Of the 8550 citations screened, 16 studies were relevant (3 from middle-income countries, 12 from high-income countries, 1 covering both; 12 studies on LBP, 4 studies on lumbar spinal stenosis). Common domains of structural barriers/facilitators to access were mapped for LBP and lumbar spinal stenosis in middle- or high-income countries: (1) finances (e.g., costs, insurance coverage, financial support from family); (2) location, transportation, inaccessibility or service unavailability (e.g., inadequate public transportation, wait-times, close proximity to services and resources); (3) lack of knowledge, perceptions, or stigma with certain rehabilitation approaches (e.g., limited education of treatment options provided to patients). Some older adults described ageism from providers (e.g., advised to accept back pain as part of aging) or stigma with certain rehabilitation approaches (e.g., mobility aids) as barriers. Studies in high-income countries also explored healthcare-related factors (e.g., referrals, collaboration across providers) as structural barriers/facilitators to access. Findings varied by rurality, socioeconomic strata, and disabilities.
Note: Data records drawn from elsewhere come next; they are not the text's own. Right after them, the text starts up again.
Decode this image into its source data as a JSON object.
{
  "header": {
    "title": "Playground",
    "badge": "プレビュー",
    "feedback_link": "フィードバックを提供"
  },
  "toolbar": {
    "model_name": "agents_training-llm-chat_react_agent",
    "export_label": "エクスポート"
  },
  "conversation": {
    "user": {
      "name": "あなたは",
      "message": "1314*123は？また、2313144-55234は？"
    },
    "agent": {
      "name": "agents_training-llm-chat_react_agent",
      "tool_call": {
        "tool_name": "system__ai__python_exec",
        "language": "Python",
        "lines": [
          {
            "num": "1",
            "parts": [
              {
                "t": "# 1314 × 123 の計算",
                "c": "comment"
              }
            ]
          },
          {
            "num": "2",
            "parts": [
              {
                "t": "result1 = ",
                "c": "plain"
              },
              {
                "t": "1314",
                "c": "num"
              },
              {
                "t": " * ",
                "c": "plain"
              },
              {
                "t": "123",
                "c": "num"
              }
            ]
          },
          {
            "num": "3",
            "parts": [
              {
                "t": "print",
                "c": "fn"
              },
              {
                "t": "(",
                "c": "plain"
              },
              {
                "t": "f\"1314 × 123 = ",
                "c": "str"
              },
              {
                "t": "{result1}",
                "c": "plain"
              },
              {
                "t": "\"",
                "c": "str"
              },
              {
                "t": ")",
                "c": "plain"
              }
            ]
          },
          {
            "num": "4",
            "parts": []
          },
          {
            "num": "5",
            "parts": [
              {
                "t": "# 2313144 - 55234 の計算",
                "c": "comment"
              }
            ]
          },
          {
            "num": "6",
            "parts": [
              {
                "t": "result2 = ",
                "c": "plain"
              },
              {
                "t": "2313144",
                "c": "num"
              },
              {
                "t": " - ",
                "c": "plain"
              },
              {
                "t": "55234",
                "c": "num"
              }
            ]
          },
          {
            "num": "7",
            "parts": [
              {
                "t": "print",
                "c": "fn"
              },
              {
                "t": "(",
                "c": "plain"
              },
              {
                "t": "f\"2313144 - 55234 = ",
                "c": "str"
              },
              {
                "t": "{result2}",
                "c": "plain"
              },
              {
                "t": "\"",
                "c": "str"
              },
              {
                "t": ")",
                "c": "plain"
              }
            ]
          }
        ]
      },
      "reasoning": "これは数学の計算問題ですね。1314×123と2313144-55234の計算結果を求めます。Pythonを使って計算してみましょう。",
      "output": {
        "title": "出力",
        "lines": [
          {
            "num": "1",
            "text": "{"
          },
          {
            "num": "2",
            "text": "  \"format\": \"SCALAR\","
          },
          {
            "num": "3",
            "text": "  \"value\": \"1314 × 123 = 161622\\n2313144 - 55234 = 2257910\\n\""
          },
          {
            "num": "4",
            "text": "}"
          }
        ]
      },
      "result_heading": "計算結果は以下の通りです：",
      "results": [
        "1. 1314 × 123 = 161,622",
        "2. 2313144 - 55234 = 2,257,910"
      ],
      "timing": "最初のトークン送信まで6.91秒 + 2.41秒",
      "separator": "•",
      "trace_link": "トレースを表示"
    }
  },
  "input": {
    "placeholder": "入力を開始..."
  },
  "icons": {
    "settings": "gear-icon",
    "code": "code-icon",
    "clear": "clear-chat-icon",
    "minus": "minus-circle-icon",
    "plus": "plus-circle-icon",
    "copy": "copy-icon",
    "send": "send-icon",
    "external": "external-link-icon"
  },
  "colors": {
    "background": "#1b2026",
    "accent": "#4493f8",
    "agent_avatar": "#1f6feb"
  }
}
In middle- and high-income countries, older adults with LBP or lumbar spinal stenosis experience many structural barriers to rehabilitation access that vary across social factors. Structural factors relate to finances, location/transportation, availability of services, healthcare provider-related factors, ageism, and stigma. Findings inform future work towards strategies for equitable rehabilitation delivery in middle- and high-income countries. Research is needed in low-income countries.
PMID:
42286624
Bibliographic data and abstract were imported from PubMed on 13 Jun 2026.